Sunday, December 9, 2007

Energy Efficiency Motivations: Pocketbook, Planet, and Petro-politics

The results of oil dependency and global expansion are becoming part of our new reality - oil prices hovering near $100 a barrel, without anyone expecting them to go down much. Some of us think they'll just keep on going up. Looking back on $20 a barrel already seems nostalgic.
And in tandem are the ever more frightening realities of global warming, or as I recently heard it described, climate chaos. The third scary result of high oil prices is international petropolitics, where profits flow into countries with truly wacky leaders. (I have to say the same wacky leader description could be said for the USA even though we don't have oil fields.)
These factors give us three serious motivations to conserve energy and increase our energy efficiency, thereby decreasing our fossil-fuel dependency & eco-footprint:
1. Price/Pocketbook. Even though it costs money to upgrade efficiency by replacing appliances, it pays off. Conserving on energy is free, of course, but living a lower energy consumption lifestyle is more comfortable if you invest in insulation, sweaters, new windows, and the like. Energy prices will only increase, so figuring out all the ways you can conserve and/or increase your efficiency will be investments, not just expenditures.
2. Planet. If you're not motivated by price, perhaps you're motivated by global warming. Increasing your energy consumption is a major way to decrease your global footprint which is in large part defined by fossil fuel consumption.

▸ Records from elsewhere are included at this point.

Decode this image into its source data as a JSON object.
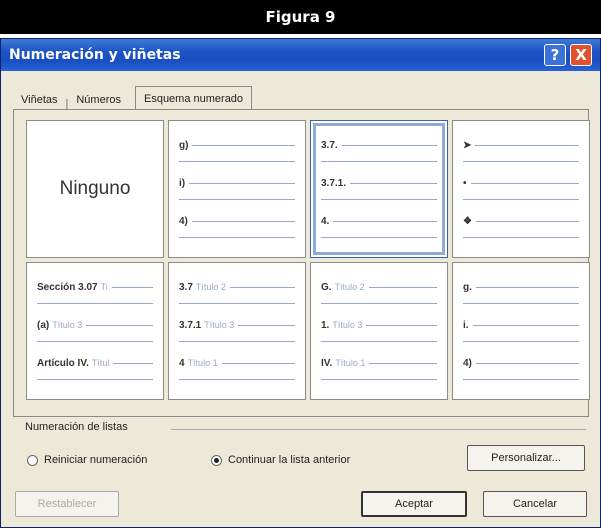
{
  "figure_caption": "Figura 9",
  "dialog": {
    "title": "Numeración y viñetas",
    "help_label": "?",
    "close_label": "X"
  },
  "tabs": [
    {
      "label": "Viñetas"
    },
    {
      "label": "Números"
    },
    {
      "label": "Esquema numerado"
    }
  ],
  "tab_separator": "|",
  "gallery": [
    {
      "type": "none",
      "label": "Ninguno"
    },
    {
      "type": "list",
      "rows": [
        {
          "marker": "g)",
          "text": ""
        },
        {
          "marker": "i)",
          "text": ""
        },
        {
          "marker": "4)",
          "text": ""
        }
      ]
    },
    {
      "type": "list",
      "selected": true,
      "rows": [
        {
          "marker": "3.7.",
          "text": ""
        },
        {
          "marker": "3.7.1.",
          "text": ""
        },
        {
          "marker": "4.",
          "text": ""
        }
      ]
    },
    {
      "type": "list",
      "rows": [
        {
          "marker": "➤",
          "text": ""
        },
        {
          "marker": "•",
          "text": ""
        },
        {
          "marker": "❖",
          "text": ""
        }
      ]
    },
    {
      "type": "list",
      "rows": [
        {
          "marker": "Sección 3.07",
          "text": "Ti"
        },
        {
          "marker": "(a)",
          "text": "Título 3"
        },
        {
          "marker": "Artículo IV.",
          "text": "Títul"
        }
      ]
    },
    {
      "type": "list",
      "rows": [
        {
          "marker": "3.7",
          "text": "Título 2"
        },
        {
          "marker": "3.7.1",
          "text": "Título 3"
        },
        {
          "marker": "4",
          "text": "Título 1"
        }
      ]
    },
    {
      "type": "list",
      "rows": [
        {
          "marker": "G.",
          "text": "Título 2"
        },
        {
          "marker": "1.",
          "text": "Título 3"
        },
        {
          "marker": "IV.",
          "text": "Título 1"
        }
      ]
    },
    {
      "type": "list",
      "rows": [
        {
          "marker": "g.",
          "text": ""
        },
        {
          "marker": "i.",
          "text": ""
        },
        {
          "marker": "4)",
          "text": ""
        }
      ]
    }
  ],
  "list_numbering": {
    "title": "Numeración de listas",
    "restart_label": "Reiniciar numeración",
    "continue_label": "Continuar la lista anterior",
    "selected": "continue"
  },
  "buttons": {
    "customize": "Personalizar...",
    "reset": "Restablecer",
    "ok": "Aceptar",
    "cancel": "Cancelar"
  }
}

3. PetroPolitics. If you're not moved by the first two motivators, think about the consequences of the billions of dollars flowing into Venezuela, Saudi Arabia, Iran, and Sudan/Darfur, and how the world is completely dependent on these oil-powers. Saudi Arabia does not allow women to drive, and canes and jails a woman who is seen in public with an unrelated man, even if she is a rape victim. Iran is a Holocaust-denying petrocracy. Venezuela sells gas for $.07 a gallon to keep its people happy - think of the waste and emissions that generates! Sudan perpetrates genocide on its Darfuri citizens and China, its chief oil customer, does not protest. We Americans have already spent almost 1 trillion dollars - $1,000,000,000,000.00 - on the war in Iraq, fundamentally an oil war. Unless we can rebalance the power of oil by decreasing our fossil fuel consumption habits, these wars will not end. We'll be talking Oil War I (probably Iraq), Oil War II, and on and on.
So buy yourself some warm clothes, turn down that thermostat, use mass transit, and write your legislators to pass the Warner/Lieberman bill!